Suit accuses Cheney, firm of fraudulent accounting
WASHINGTON (CNN) -- A watchdog group filed suit Wednesday against Vice President Dick Cheney and the oil industry company he once headed, accusing them of fraudulent accounting.
Judicial Watch, a group that investigates alleged corruption by government officials, filed the suit in federal court in Dallas against Cheney and Halliburton, a company that supplies products and services to the petroleum and energy industries.
Judicial Watch filed the suit on behalf of shareholders Stephen S. Stephens, Lyle Lionbarger and Deanna Lionbarger, who are seeking about $475,000 in damages.

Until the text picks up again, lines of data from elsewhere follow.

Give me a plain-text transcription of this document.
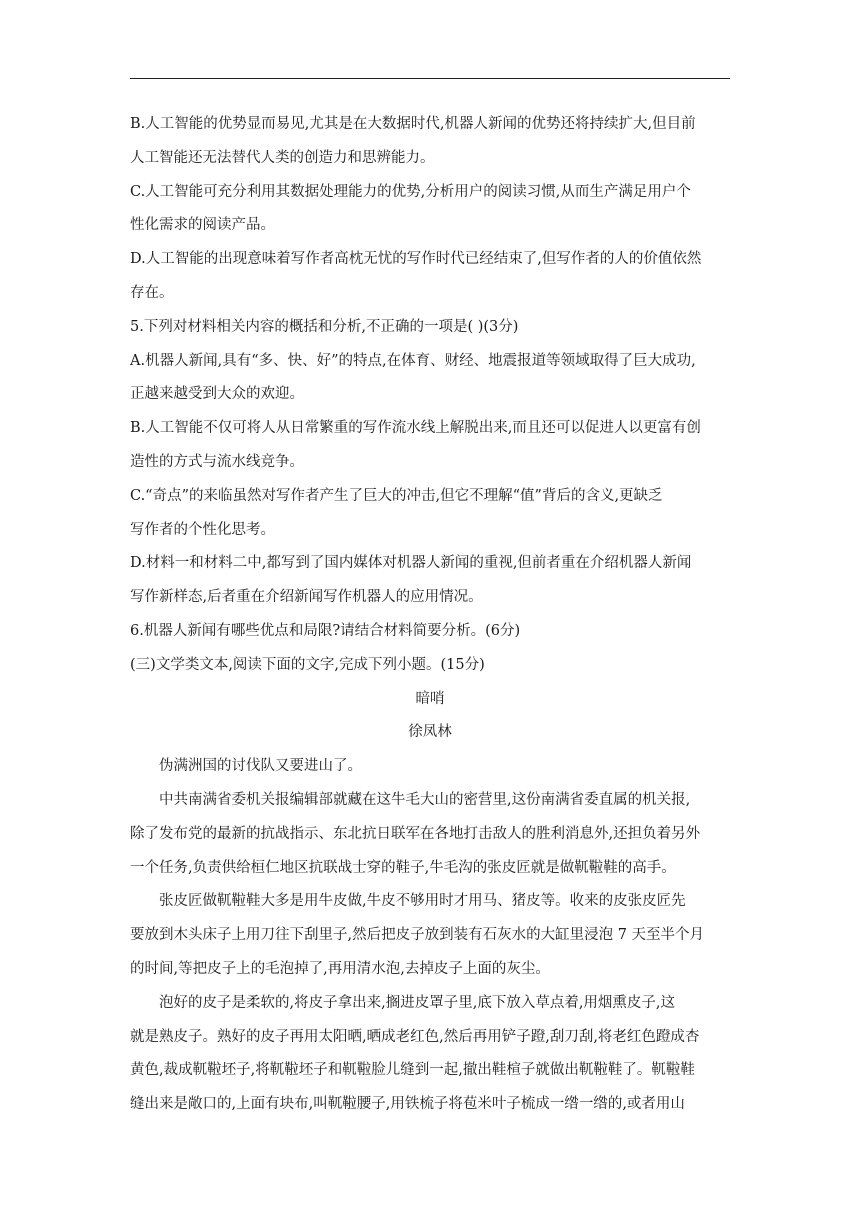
B.人工智能的优势显而易见,尤其是在大数据时代,机器人新闻的优势还将持续扩大,但目前
人工智能还无法替代人类的创造力和思辨能力。
C.人工智能可充分利用其数据处理能力的优势,分析用户的阅读习惯,从而生产满足用户个
性化需求的阅读产品。
D.人工智能的出现意味着写作者高枕无忧的写作时代已经结束了,但写作者的人的价值依然
存在。
5.下列对材料相关内容的概括和分析,不正确的一项是( )(3分)
A.机器人新闻,具有“多、快、好”的特点,在体育、财经、地震报道等领域取得了巨大成功,
正越来越受到大众的欢迎。
B.人工智能不仅可将人从日常繁重的写作流水线上解脱出来,而且还可以促进人以更富有创
造性的方式与流水线竞争。
C.“奇点”的来临虽然对写作者产生了巨大的冲击,但它不理解“值”背后的含义,更缺乏
写作者的个性化思考。
D.材料一和材料二中,都写到了国内媒体对机器人新闻的重视,但前者重在介绍机器人新闻
写作新样态,后者重在介绍新闻写作机器人的应用情况。
6.机器人新闻有哪些优点和局限?请结合材料简要分析。(6分)
(三)文学类文本,阅读下面的文字,完成下列小题。(15分)
暗哨
徐凤林
伪满洲国的讨伐队又要进山了。
中共南满省委机关报编辑部就藏在这牛毛大山的密营里,这份南满省委直属的机关报,
除了发布党的最新的抗战指示、东北抗日联军在各地打击敌人的胜利消息外,还担负着另外
一个任务,负责供给桓仁地区抗联战士穿的鞋子,牛毛沟的张皮匠就是做靰鞡鞋的高手。
张皮匠做靰鞡鞋大多是用牛皮做,牛皮不够用时才用马、猪皮等。收来的皮张皮匠先
要放到木头床子上用刀往下刮里子,然后把皮子放到装有石灰水的大缸里浸泡 7 天至半个月
的时间,等把皮子上的毛泡掉了,再用清水泡,去掉皮子上面的灰尘。
泡好的皮子是柔软的,将皮子拿出来,搁进皮罩子里,底下放入草点着,用烟熏皮子,这
就是熟皮子。熟好的皮子再用太阳晒,晒成老红色,然后再用铲子蹬,刮刀刮,将老红色蹬成杏
黄色,裁成靰鞡坯子,将靰鞡坯子和靰鞡脸儿缝到一起,撤出鞋楦子就做出靰鞡鞋了。靰鞡鞋
缝出来是敞口的,上面有块布,叫靰鞡腰子,用铁梳子将苞米叶子梳成一绺一绺的,或者用山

Cheney and several members of Halliburton's board of directors and executive management are named as defendants.
The suit claims accounting practices resulted in the overvaluation of the company's shares, which resulted in investors being deceived.
Judicial Watch is also suing troubled accounting firm Arthur Andersen LLP, which was Halliburton's auditing firm at the time. Andersen was found guilty of obstruction of justice for its role in shredding documents related to Enron.
SEC investigation under way
The Securities & Exchange Commission is already investigating accounting practices at Halliburton. The company has said it is cooperating with the probe but believes it did nothing wrong.
Cheney was chairman and chief executive of Halliburton from 1995 to 2000.
Jennifer Millerwise, a Cheney spokeswoman, said: "This is a case without merit" -- a line echoed by White House spokesman Ari Fleischer.
Halliburton's chief financial officer, Doug Foshee, said, "The claims in this lawsuit are untrue, unsupported and unfounded." He said the company has always followed proper accounting guidelines and is working with the SEC to resolve questions about its practices.
But Judicial Watch Chairman Larry Klayman said the group is confident it can show "Vice President Cheney broke the law."
"Whether it is the Enron, Arthur Andersen, Global Crossing, or now the Halliburton and Harken scandals, there is a dangerous intersection between politicians of all stripes, Democrat and Republican, attempting to feed at the trough of business greed," said Klayman.
Sources familiar with the SEC investigation said there has been no effort to question or contact Cheney directly and that Halliburton has been cooperating with investigators.
The White House position is that Cheney cannot be sued "as an individual" and, because of that, Halliburton is handling all legal aspects of the case.
The company wants the SEC probe handled first, one official said, since its findings could go a long way in determining whether there is any merit to any suit by shareholders.
Judicial Watch characterizes itself as a non-partisan "judicial watchdog group," though Klayman is viewed as a conservative activist.
The organization received considerable attention during the Clinton administration for filing repeated lawsuits against the White House. It has sued GOP fund-raising committees and sued for access to the records of the Cheney energy task force.
A day after Bush calls for higher standards
The suit was filed a day after President Bush called for higher ethical standards for corporations, stricter laws against abuses and more responsible business leaders Tuesday in the shadow of corporate misdeeds by Enron, WorldCom and other major companies.
"We must usher in a new era of integrity in corporate America," Bush told the Association for a Better New York. He called for an end to "cooking the books."
The latest major improper financial disclosure was made last month by the telecommunications giant, WorldCom, which said it had improperly accounted for $3.8 billion in expenses, inflating its earnings.
The report sent its stock plummeting, prompted the SEC to file fraud charges, and triggered widespread criticism from politicians, investors and employees, thousands of whom were laid off.
Arthur Andersen was found to be shredding financial documents of Houston-based energy company Enron as late as January 14 despite having been notified that an investigation was under way. In December, Enron filed for Chapter 11 bankruptcy protection, the largest corporate filing in U.S. history, costing thousands of investors and employees their life savings.
And some lawmakers have raised questions about President Bush's 1990 sale of Harken Energy Corp. stock, which took place when he was a businessman and a member of the company's board of directors.
The sale came two months before the company disclosed a major loss. Bush has said the matter was cleared years ago, and accuses political opponents of trying to use it against him.
In another notable case, Judicial Watch has filed a lawsuit on behalf of Oklahoma City bombing victims that alleges Terry Nichols and Timothy McVeigh received training and money from Iraq.
McVeigh, the Oklahoma City bombing mastermind, was executed last year, and Nichols has been convicted on federal charges for his role in the 1995 bombing, which killed 168 people.